What about programs like Scrivener, which help more on the set up and first draft of something than the editing stuff?
Scrivener is divisive, in my experience – people who like it really like it – people that don't find it matches their workflow either don't care about it at all or find it actively interferes with their process.
I am firmly in the second camp, on a sliding scale from 'don't really care' to 'get this fucking thing off my screen and let me work.'
The main crux of plaintext of it is this:
* Future proof and flexible – Excepting the death of the language in which you're writing, plain text works; it always works, it works in any program that can open a text file (on any operating system, on any device), it's always going to be readable, doesn't have any backwards or forwards compatibility issues, and doesn't accumulate cruft that doesn't have to do with whatever it is you wrote. In short, something I wrote in plain text has the highest chance of surviving and still being readable, for the longest amount of time.
If and when I get to the stage of creating something where I start to deal with distributing it, the fact that the original content exists as plain text guarantees that it will be compatible with whatever program I want to use to print/publish.
Formatting isn't a concern: thanks to markdown (which is dead simple, readable my actual humans, and which I've been using since wikis became a thing), I've already handled basic formatting instinctively in the plaintext file itself.
Virtually any markdown editor around can export plaintext files to html, word, pdf, epub (thank you, Ulysses III), while still leaving the original text file universally accessible.
* For me, it's about the difference between writing and printing. "Printing" (hard copies, publishing, electronic distribution, et cetera) is, in a nutshell, what a program like Word or Scrivener is ultimately for – formatting/laying out/organizing stuff to get it ready for distribution, and that's when I use those tools.
But until then, those tools get in the way.
That makes sense.
I have a difficult time doing the "just sit and write" thing. I enjoy the any levels of Scriviner.

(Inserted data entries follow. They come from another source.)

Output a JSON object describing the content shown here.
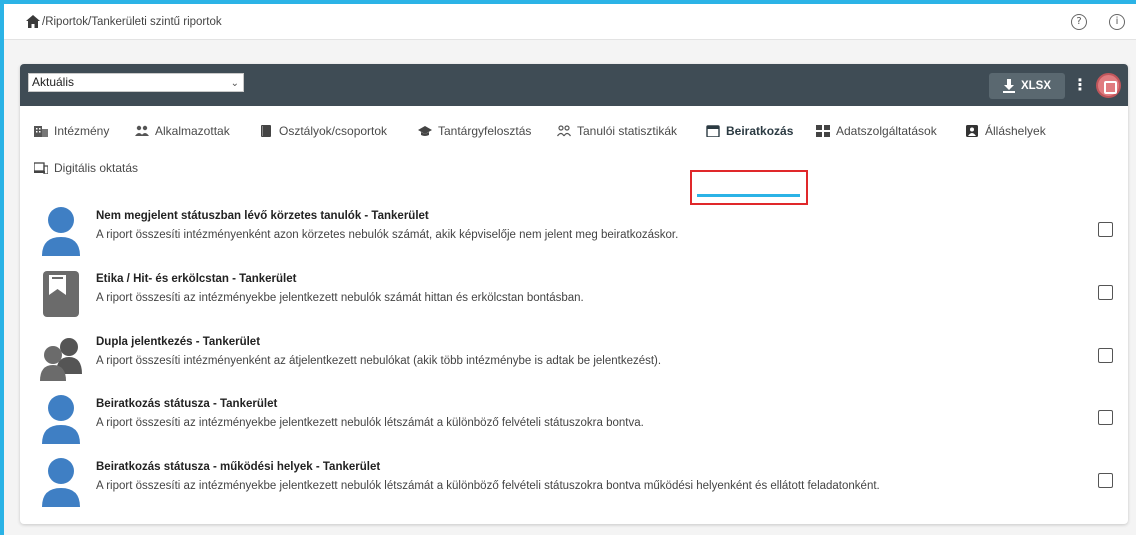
{
  "breadcrumb": "/Riportok/Tankerületi szintű riportok",
  "toolbar": {
    "select_value": "Aktuális",
    "export_label": "XLSX"
  },
  "tabs": [
    {
      "label": "Intézmény",
      "icon": "building-icon"
    },
    {
      "label": "Alkalmazottak",
      "icon": "people-icon"
    },
    {
      "label": "Osztályok/csoportok",
      "icon": "book-icon"
    },
    {
      "label": "Tantárgyfelosztás",
      "icon": "graduation-cap-icon"
    },
    {
      "label": "Tanulói statisztikák",
      "icon": "group-outline-icon"
    },
    {
      "label": "Beiratkozás",
      "icon": "calendar-icon"
    },
    {
      "label": "Adatszolgáltatások",
      "icon": "grid-icon"
    },
    {
      "label": "Álláshelyek",
      "icon": "badge-icon"
    },
    {
      "label": "Digitális oktatás",
      "icon": "devices-icon"
    }
  ],
  "active_tab": "Beiratkozás",
  "reports": [
    {
      "title": "Nem megjelent státuszban lévő körzetes tanulók - Tankerület",
      "description": "A riport összesíti intézményenként azon körzetes nebulók számát, akik képviselője nem jelent meg beiratkozáskor.",
      "icon": "person-icon"
    },
    {
      "title": "Etika / Hit- és erkölcstan - Tankerület",
      "description": "A riport összesíti az intézményekbe jelentkezett nebulók számát hittan és erkölcstan bontásban.",
      "icon": "bookmark-icon"
    },
    {
      "title": "Dupla jelentkezés - Tankerület",
      "description": "A riport összesíti intézményenként az átjelentkezett nebulókat (akik több intézménybe is adtak be jelentkezést).",
      "icon": "people-group-icon"
    },
    {
      "title": "Beiratkozás státusza - Tankerület",
      "description": "A riport összesíti az intézményekbe jelentkezett nebulók létszámát a különböző felvételi státuszokra bontva.",
      "icon": "person-icon"
    },
    {
      "title": "Beiratkozás státusza - működési helyek - Tankerület",
      "description": "A riport összesíti az intézményekbe jelentkezett nebulók létszámát a különböző felvételi státuszokra bontva működési helyenként és ellátott feladatonként.",
      "icon": "person-icon"
    }
  ],
  "colors": {
    "accent": "#2bb3e6",
    "toolbar": "#3f4c55",
    "highlight": "#e0282a",
    "avatar": "#3f7fc4"
  }
}
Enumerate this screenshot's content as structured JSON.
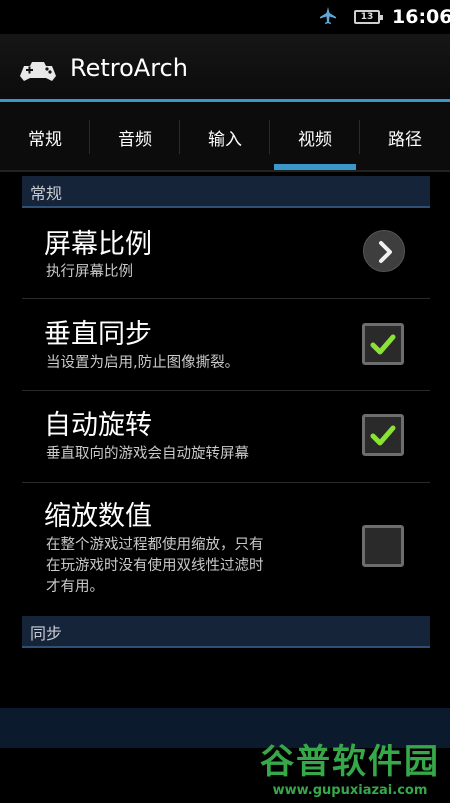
{
  "status_bar": {
    "time": "16:06",
    "battery_label": "13",
    "icons": [
      "airplane-icon",
      "battery-icon"
    ]
  },
  "action_bar": {
    "title": "RetroArch",
    "icon": "gamepad-icon"
  },
  "tabs": [
    {
      "label": "常规",
      "active": false
    },
    {
      "label": "音频",
      "active": false
    },
    {
      "label": "输入",
      "active": false
    },
    {
      "label": "视频",
      "active": true
    },
    {
      "label": "路径",
      "active": false
    }
  ],
  "sections": {
    "general_header": "常规",
    "sync_header": "同步"
  },
  "preferences": [
    {
      "title": "屏幕比例",
      "summary": "执行屏幕比例",
      "widget": "chevron-right-icon"
    },
    {
      "title": "垂直同步",
      "summary": "当设置为启用,防止图像撕裂。",
      "widget": "checkbox",
      "checked": true
    },
    {
      "title": "自动旋转",
      "summary": "垂直取向的游戏会自动旋转屏幕",
      "widget": "checkbox",
      "checked": true
    },
    {
      "title": "缩放数值",
      "summary_lines": [
        "在整个游戏过程都使用缩放，只有",
        "在玩游戏时没有使用双线性过滤时",
        "才有用。"
      ],
      "widget": "checkbox",
      "checked": false
    }
  ],
  "watermark": {
    "main": "谷普软件园",
    "url": "www.gupuxiazai.com"
  },
  "colors": {
    "accent": "#3a97c9",
    "check": "#8ae234",
    "section_bg": "#16243a",
    "watermark": "#37a84a"
  }
}
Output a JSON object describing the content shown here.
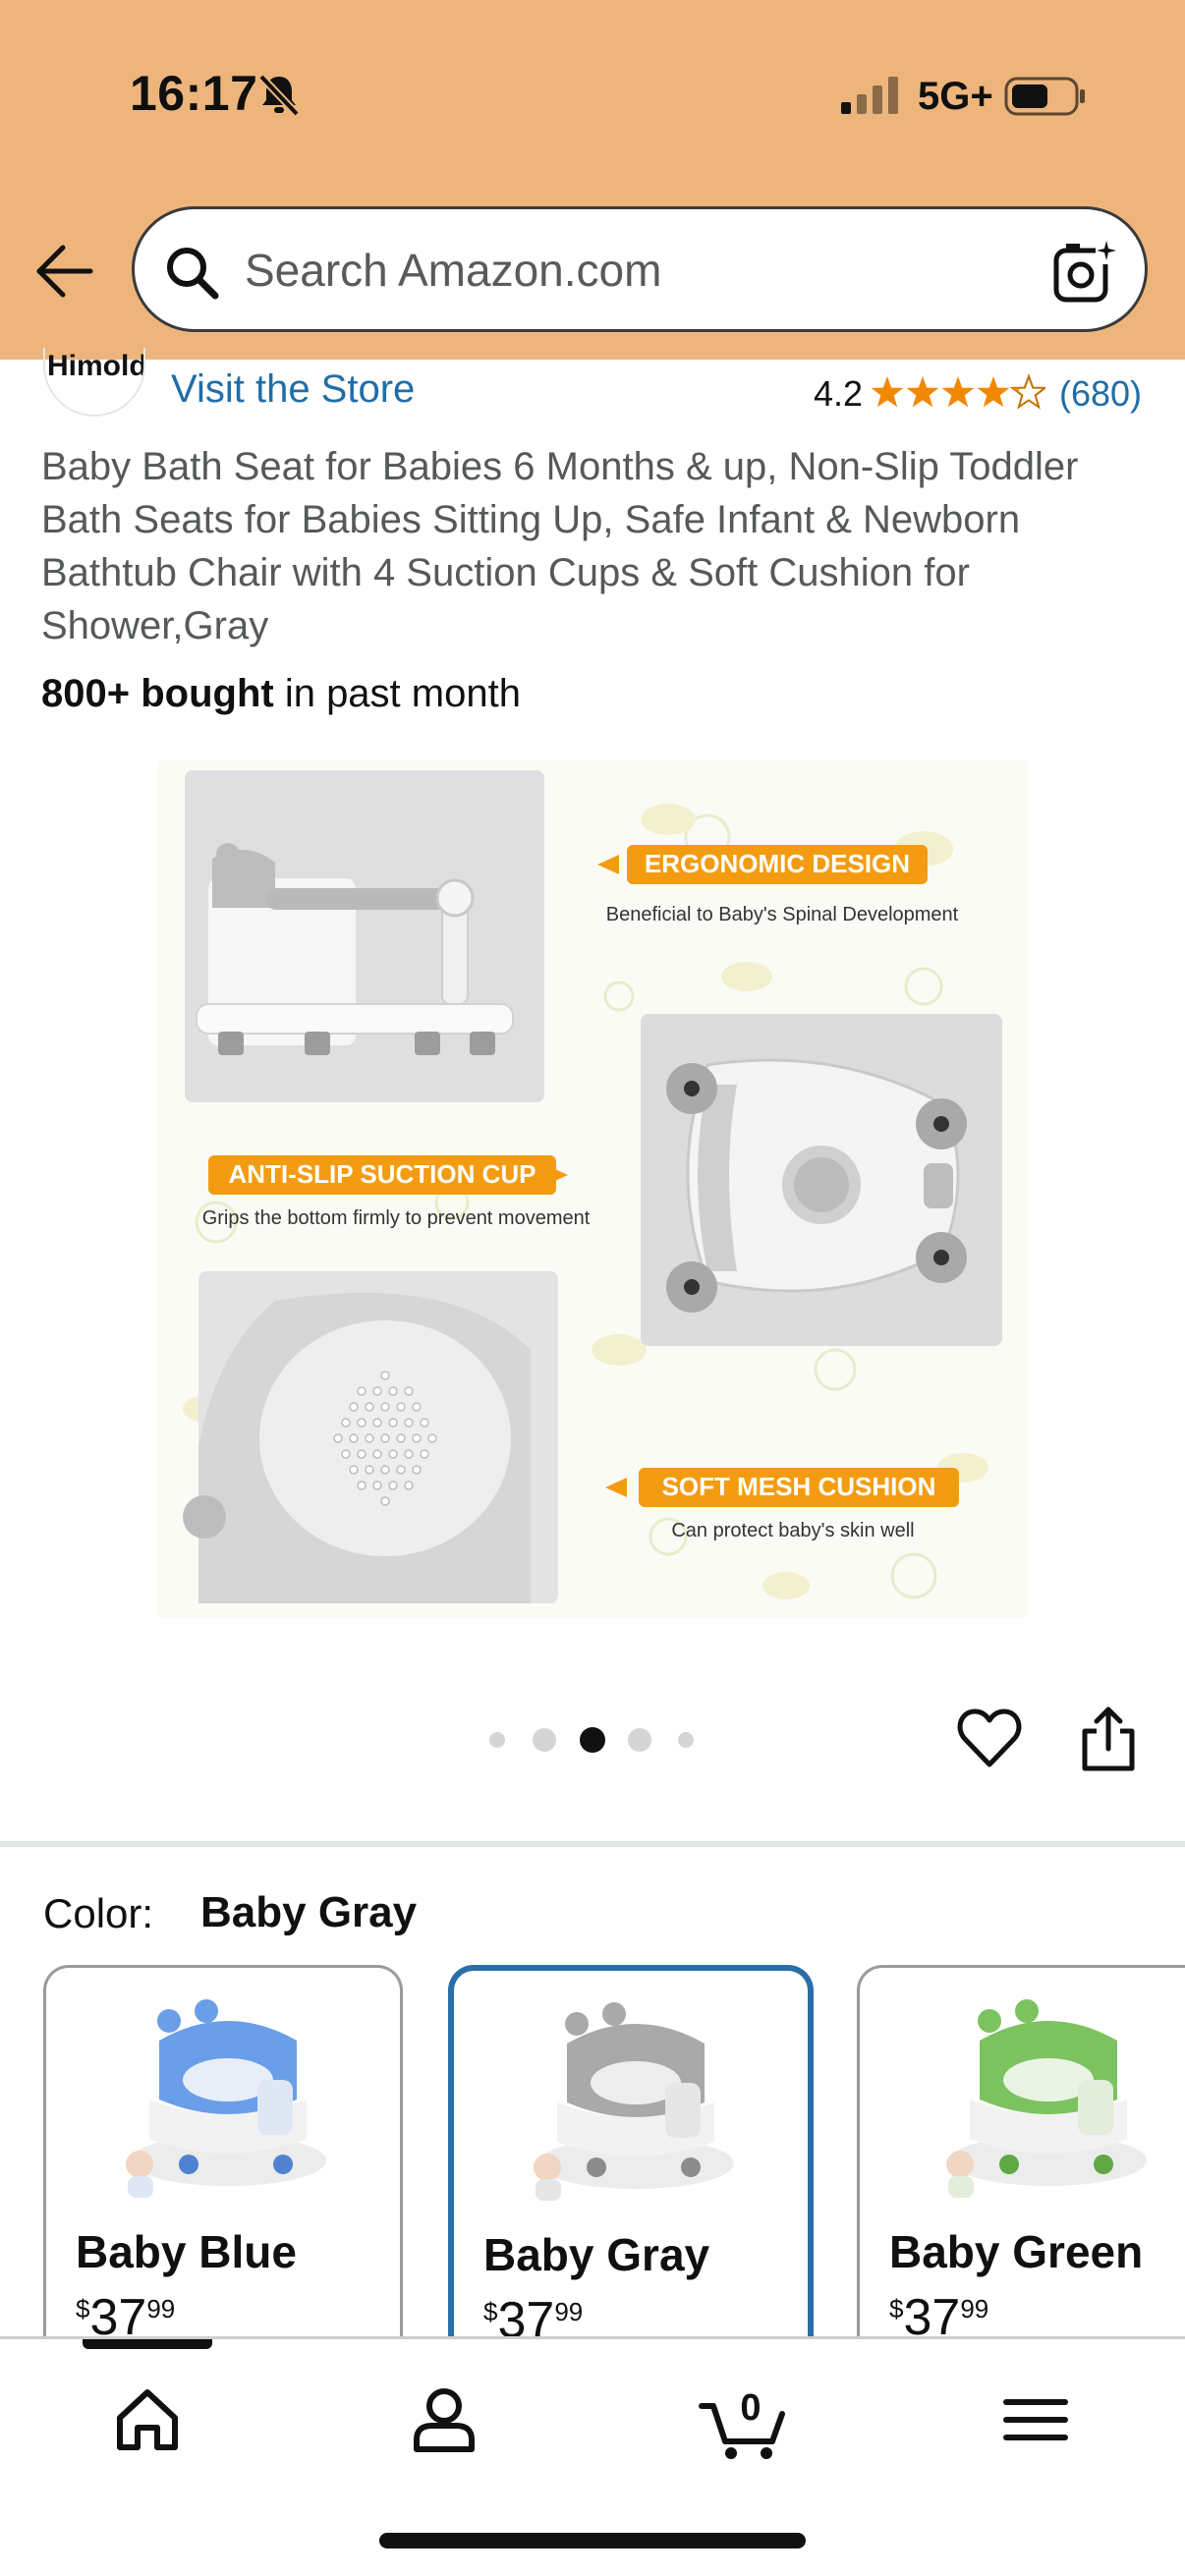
{
  "status_bar": {
    "time": "16:17",
    "network": "5G+",
    "icons": [
      "bell-slash-icon",
      "signal-icon",
      "battery-icon"
    ]
  },
  "search": {
    "placeholder": "Search Amazon.com",
    "icons": [
      "back-arrow-icon",
      "search-icon",
      "camera-lens-icon"
    ]
  },
  "store": {
    "brand": "Himold",
    "link_label": "Visit the Store",
    "rating": "4.2",
    "rating_value": 4.2,
    "rating_count": "(680)"
  },
  "product": {
    "title": "Baby Bath Seat for Babies 6 Months & up, Non-Slip Toddler Bath Seats for Babies Sitting Up, Safe Infant & Newborn Bathtub Chair with 4 Suction Cups & Soft Cushion for Shower,Gray",
    "bought_bold": "800+ bought",
    "bought_rest": " in past month",
    "image_callouts": [
      {
        "heading": "ERGONOMIC DESIGN",
        "text": "Beneficial to Baby's Spinal Development"
      },
      {
        "heading": "ANTI-SLIP SUCTION CUP",
        "text": "Grips the bottom firmly to prevent movement"
      },
      {
        "heading": "SOFT MESH CUSHION",
        "text": "Can protect baby's skin well"
      }
    ],
    "carousel": {
      "total": 5,
      "active_index": 2
    }
  },
  "actions": {
    "icons": [
      "heart-icon",
      "share-icon"
    ]
  },
  "color": {
    "label": "Color:",
    "selected": "Baby Gray",
    "options": [
      {
        "name": "Baby Blue",
        "currency": "$",
        "whole": "37",
        "fraction": "99",
        "accent": "#6b9ee8"
      },
      {
        "name": "Baby Gray",
        "currency": "$",
        "whole": "37",
        "fraction": "99",
        "accent": "#a9a9a9"
      },
      {
        "name": "Baby Green",
        "currency": "$",
        "whole": "37",
        "fraction": "99",
        "accent": "#7cc35f"
      }
    ]
  },
  "bottom_nav": {
    "items": [
      "home-icon",
      "account-icon",
      "cart-icon",
      "menu-icon"
    ],
    "cart_count": "0"
  },
  "colors": {
    "header_bg": "#edb57c",
    "link": "#1f6ea8",
    "star": "#f08804",
    "callout": "#f39c12",
    "selected_border": "#2a6ea9"
  }
}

I can write my outline by formatting my file system (and writing nots in the fields of each one), and then I can write to that outline…writing in that outline is how it really feels.
Projects seem to come to life more readily when done that way for me. If I just sit and write and write myself into a corner, with all the work that's necessary to go back and fix it, it becomes way to easy for me to walk away from the project early.
You might want to take a look at Ulysses III, if you're on a Mac. It has some of that same functionality, with some really nice features. Only app-store program I've seen with perfect 5-star ratings from everyone who's bothered to rate it. Kind of nuts.
I've heard about it before but never looked into it. I'll do so today. :)
The reason I mention it is the way it can work with "sheets" (sort of like scriv's noteboard), outlines, et cetera, and then 'glue' them together into a document in whatever order when you're ready to rock.
Also exports right to epub, which is sort of sweet.